Gunn also is upset because most of the transferred money was collected a little over a month ago, at a fundraiser that Cooper held for his political campaign. At the time, Cooper already was dealing in private with federal investigators from the U.S. attorney's office.

"I never would have gotten involved in that fundraiser if I had known," Gunn said. "And nobody else would have gotten involved in that fundraiser, either."

Cooper's lawyer, Joel Schwartz, said he was unaware of the transferred campaign money.

Schwartz said Cooper had been ordered by federal investigators not to raise any suspicions during the investigation. But Schwartz added that no specific events or fundraisers had been discussed.

Gunn said a golf tournament had been a fundraiser for the past three years. For the first two years, the event raised money for the 158th Legislative District's campaign committee. This year was the first time that the tournament raised money for Cooper's campaign committee.

Gunn said he first learned of Cooper's legal problems the day before he pleaded guilty last week; Cooper personally told him.
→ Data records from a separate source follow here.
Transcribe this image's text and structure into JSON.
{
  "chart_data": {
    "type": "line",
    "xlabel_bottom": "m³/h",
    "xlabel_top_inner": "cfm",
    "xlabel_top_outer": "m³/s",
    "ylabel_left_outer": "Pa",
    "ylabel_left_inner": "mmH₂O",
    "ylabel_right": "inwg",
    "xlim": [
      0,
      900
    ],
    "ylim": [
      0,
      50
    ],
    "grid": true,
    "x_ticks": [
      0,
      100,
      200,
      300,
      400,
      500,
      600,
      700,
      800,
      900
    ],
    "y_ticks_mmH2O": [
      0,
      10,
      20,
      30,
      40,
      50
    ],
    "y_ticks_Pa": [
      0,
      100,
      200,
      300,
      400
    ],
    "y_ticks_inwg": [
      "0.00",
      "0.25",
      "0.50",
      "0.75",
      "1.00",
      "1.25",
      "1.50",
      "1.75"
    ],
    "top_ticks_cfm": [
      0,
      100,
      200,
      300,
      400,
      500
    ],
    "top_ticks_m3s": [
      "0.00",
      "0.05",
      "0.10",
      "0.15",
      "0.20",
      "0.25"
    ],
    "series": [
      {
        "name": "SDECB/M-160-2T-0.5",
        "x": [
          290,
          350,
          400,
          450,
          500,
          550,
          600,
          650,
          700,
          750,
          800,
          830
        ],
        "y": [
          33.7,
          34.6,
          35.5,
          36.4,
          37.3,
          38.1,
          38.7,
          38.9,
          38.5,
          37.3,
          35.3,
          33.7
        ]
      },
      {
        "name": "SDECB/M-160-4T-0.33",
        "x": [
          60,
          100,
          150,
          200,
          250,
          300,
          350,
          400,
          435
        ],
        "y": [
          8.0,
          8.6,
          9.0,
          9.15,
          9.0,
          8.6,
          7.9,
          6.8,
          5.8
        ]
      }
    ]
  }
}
Cooper pleaded guilty to felony charges in connection with a scheme to help hundreds of foreign truck drivers enter the United States illegally.

Cooper pleaded guilty to two felonies: visa fraud and making a false statement to the Department of Labor. He faces 30 to 37 months in federal prison under sentencing guidelines.

In addition to resigning, Cooper has said he will surrender his law license.

If the transferred money can't be returned to the donors, Gunn says he'll donate it to charity.

At the Ethics Commission, Carroll observed that he was intrigued that Cooper "dumped his campaign money before he even resigned."